Gracias por esa banca que construimos juntos en la vereda afuera de la casa: eran dos troncos y una plancha de madera. La ubicamos debajo del almendro para que nos llegara el fresco en la tarde y la pintamos de rojo porque yo quería. Pasábamos tardes enteras de verano comiendo fruta allí.
¿Y sabes lo que más recuerdo de esas tardes en la banca? El juego. Cada recambio de veraneantes nos preparábamos para nuestro sagrado ritual que inventaste tú para que yo aprendiera a contar y a identificar los colores. Nos sentábamos a mirar la Ruta 5 y yo tenía que identificar los colores de los autos. Cuando era más grande, elegía un color y tú otro; cada uno contaba cuántos autos del color elegido pasaban en diez minutos. Curiosamente siempre ganaba yo. Para muchos debe ser una estupidez, pero yo siempre recuerdo lo mismo cada verano hasta el día de hoy.
Esa banca también tiene algo que me marcó para siempre y no alcancé a pedirte perdón. En esa época en que uno se cree grande, la embarré.

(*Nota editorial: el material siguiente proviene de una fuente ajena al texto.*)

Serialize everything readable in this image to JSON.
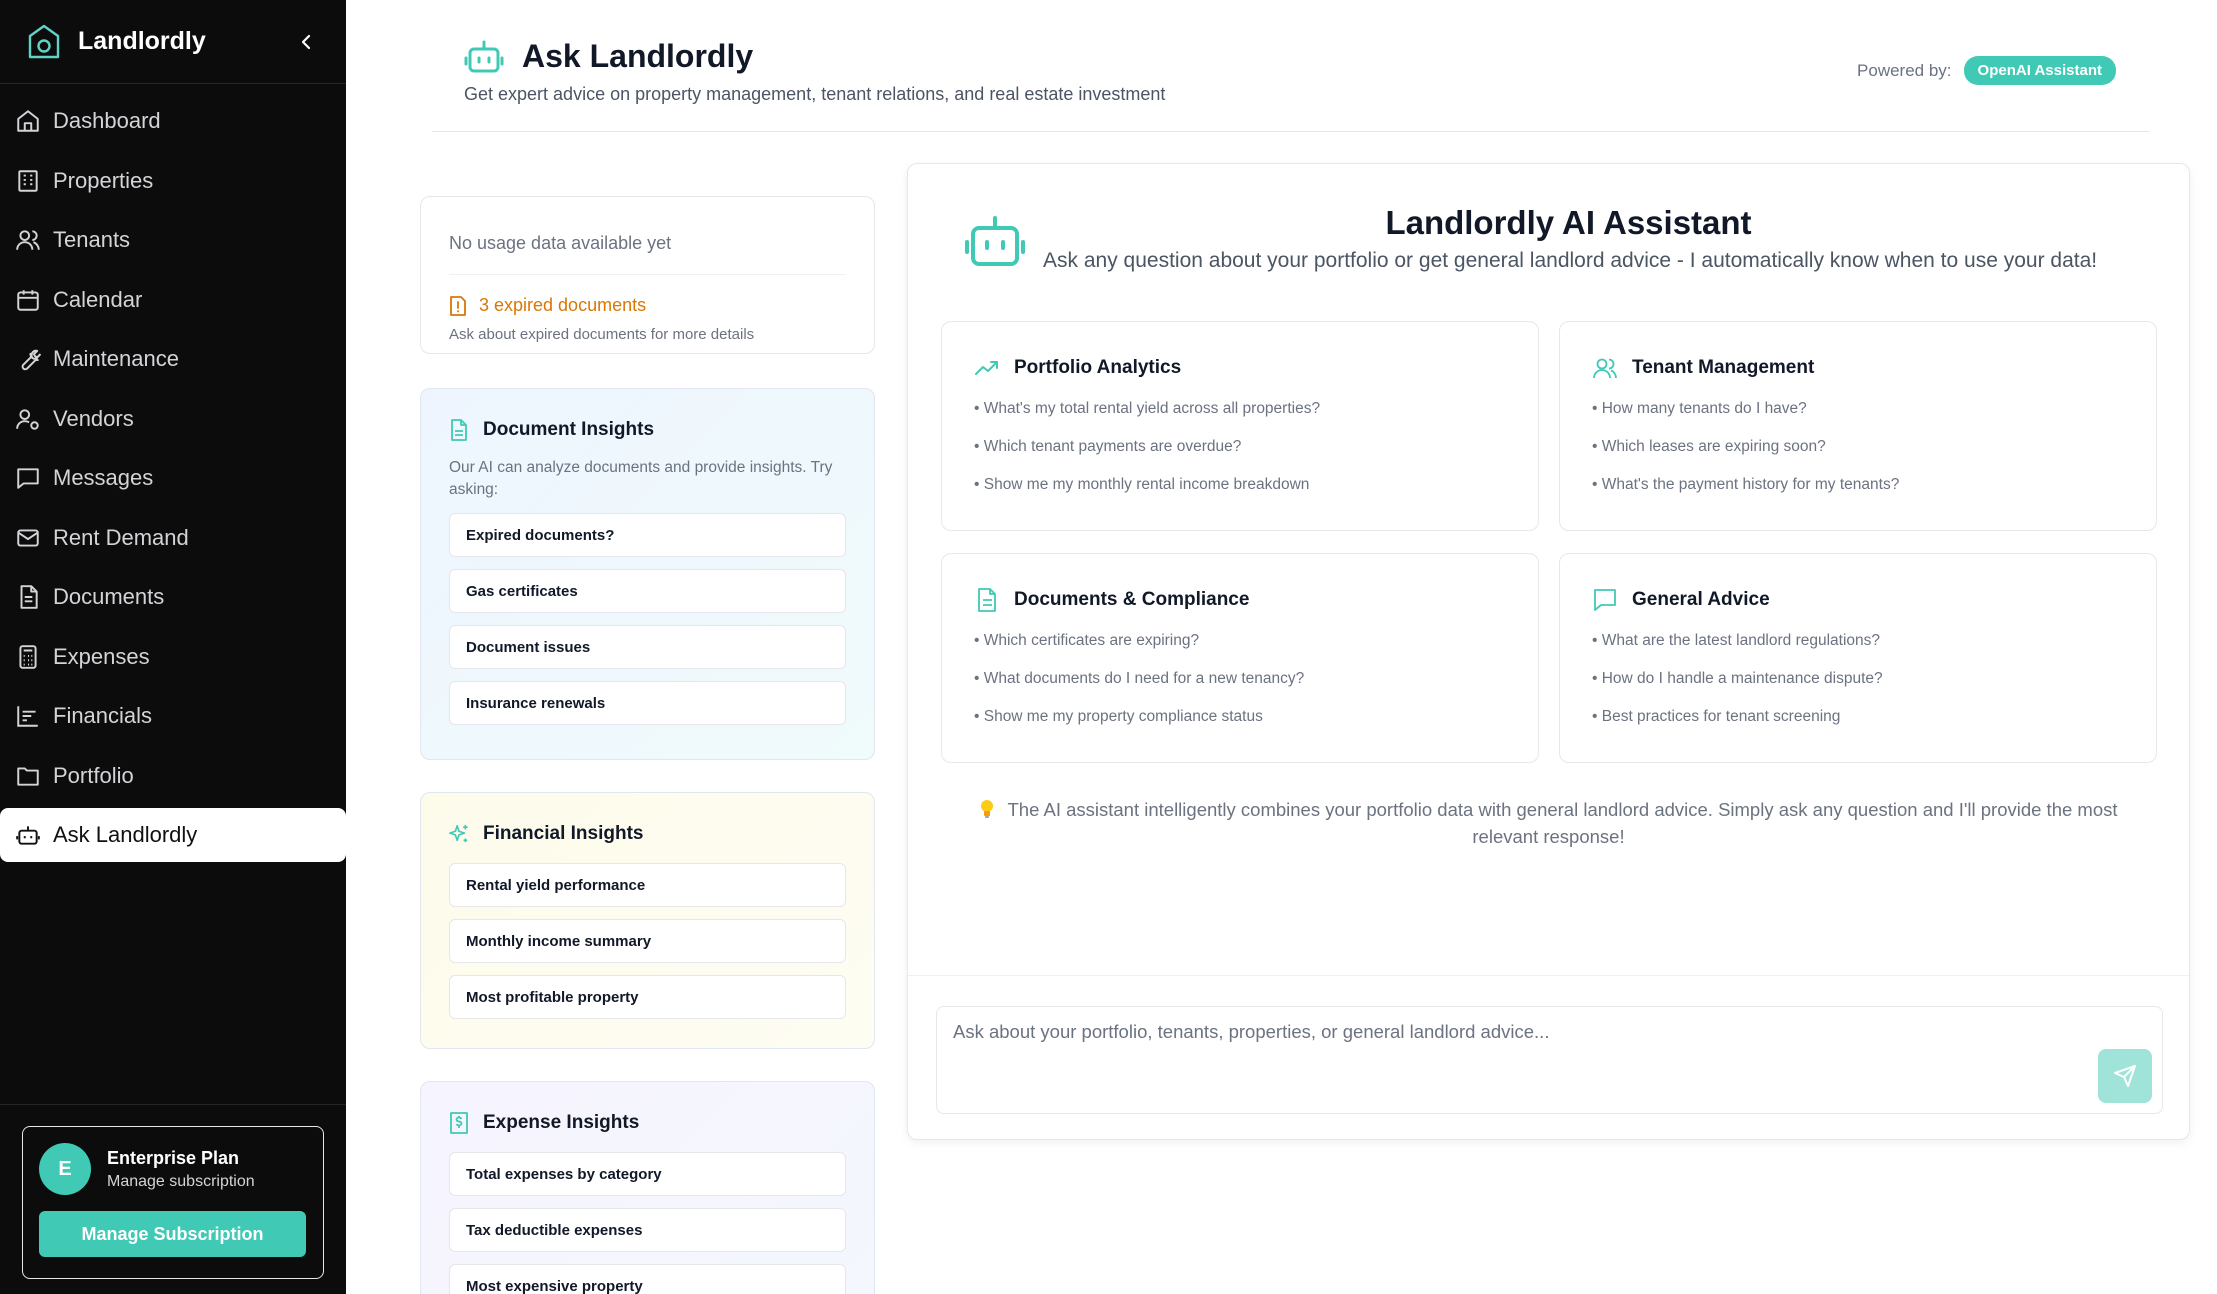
{
  "brand": {
    "name": "Landlordly"
  },
  "sidebar": {
    "items": [
      {
        "label": "Dashboard",
        "icon": "home-icon",
        "active": false
      },
      {
        "label": "Properties",
        "icon": "building-icon",
        "active": false
      },
      {
        "label": "Tenants",
        "icon": "users-icon",
        "active": false
      },
      {
        "label": "Calendar",
        "icon": "calendar-icon",
        "active": false
      },
      {
        "label": "Maintenance",
        "icon": "wrench-icon",
        "active": false
      },
      {
        "label": "Vendors",
        "icon": "user-cog-icon",
        "active": false
      },
      {
        "label": "Messages",
        "icon": "message-square-icon",
        "active": false
      },
      {
        "label": "Rent Demand",
        "icon": "mail-icon",
        "active": false
      },
      {
        "label": "Documents",
        "icon": "file-text-icon",
        "active": false
      },
      {
        "label": "Expenses",
        "icon": "calculator-icon",
        "active": false
      },
      {
        "label": "Financials",
        "icon": "bar-chart-icon",
        "active": false
      },
      {
        "label": "Portfolio",
        "icon": "folder-icon",
        "active": false
      },
      {
        "label": "Ask Landlordly",
        "icon": "bot-icon",
        "active": true
      }
    ],
    "plan": {
      "avatar_letter": "E",
      "name": "Enterprise Plan",
      "subtitle": "Manage subscription",
      "button": "Manage Subscription"
    }
  },
  "header": {
    "title": "Ask Landlordly",
    "subtitle": "Get expert advice on property management, tenant relations, and real estate investment",
    "powered_label": "Powered by:",
    "powered_badge": "OpenAI Assistant"
  },
  "usage": {
    "empty_text": "No usage data available yet",
    "expired_text": "3 expired documents",
    "expired_hint": "Ask about expired documents for more details"
  },
  "document_insights": {
    "title": "Document Insights",
    "description": "Our AI can analyze documents and provide insights. Try asking:",
    "options": [
      "Expired documents?",
      "Gas certificates",
      "Document issues",
      "Insurance renewals"
    ]
  },
  "financial_insights": {
    "title": "Financial Insights",
    "options": [
      "Rental yield performance",
      "Monthly income summary",
      "Most profitable property"
    ]
  },
  "expense_insights": {
    "title": "Expense Insights",
    "options": [
      "Total expenses by category",
      "Tax deductible expenses",
      "Most expensive property"
    ]
  },
  "chat": {
    "title": "Landlordly AI Assistant",
    "subtitle": "Ask any question about your portfolio or get general landlord advice - I automatically know when to use your data!",
    "categories": [
      {
        "title": "Portfolio Analytics",
        "icon": "trending-up-icon",
        "questions": [
          "• What's my total rental yield across all properties?",
          "• Which tenant payments are overdue?",
          "• Show me my monthly rental income breakdown"
        ]
      },
      {
        "title": "Tenant Management",
        "icon": "users-icon",
        "questions": [
          "• How many tenants do I have?",
          "• Which leases are expiring soon?",
          "• What's the payment history for my tenants?"
        ]
      },
      {
        "title": "Documents & Compliance",
        "icon": "file-text-icon",
        "questions": [
          "• Which certificates are expiring?",
          "• What documents do I need for a new tenancy?",
          "• Show me my property compliance status"
        ]
      },
      {
        "title": "General Advice",
        "icon": "message-square-icon",
        "questions": [
          "• What are the latest landlord regulations?",
          "• How do I handle a maintenance dispute?",
          "• Best practices for tenant screening"
        ]
      }
    ],
    "tip": "The AI assistant intelligently combines your portfolio data with general landlord advice. Simply ask any question and I'll provide the most relevant response!",
    "input_placeholder": "Ask about your portfolio, tenants, properties, or general landlord advice...",
    "input_value": ""
  },
  "colors": {
    "accent": "#40c9b5",
    "warning": "#d97706",
    "sidebar_bg": "#0c0c0c"
  }
}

No quise hacerte daño, pero lo hice. Tus ojos se llenaron de lágrimas al oír mis duras palabras, pero esbozaste una leve sonrisa, tal vez de desconcierto. Fue un arrebato y nunca me lo perdonaré. Quizás, ni siquiera te acuerdas de esto, pero yo lo he cargado desde entonces.
Como todas las tardes en esa banca. me esperabas a que yo llegara del colegio. Un día no llegué sola y me dio vergüenza que me estuvieses esperando como si yo fuera una niña, aunque ahora sé que sí, era tú niña. Te miré enojada y te dije con una voz golpeada: “¡Ya no soy una niña! No tiene que esperarme acá afuera todos los días”. Me di la media vuelta y me fui. Perdóname. Me recrimino cada vez que me acuerdo de eso por haberlo hecho.
Me entregaste todo siempre con mucha paciencia y sabiduría. Y lo vi recién cuando partiste, cuando era tarde, muy tarde. Hoy atesoro los recuerdos porque es lo único que me queda y aunque mi mayor miedo era olvidarte, cada año que pasa voy recordando nuevas cosas.
Eras mi abuelo en el árbol genealógico, pero en verdad siempre fuiste y serás mi único padre. El que me crió, el que estuvo y el que me enseñó muchísimas cosas. La enfermedad que finalmente arrebató tu vida tenía que ver con tu corazón. El doctor siempre dijo que tu corazón crecía sin parar y era muy grande. Y sí, tu manera incondicional de amar sólo podía provenir de un corazón tan grande como el tuyo. Te amo, papito Arturo.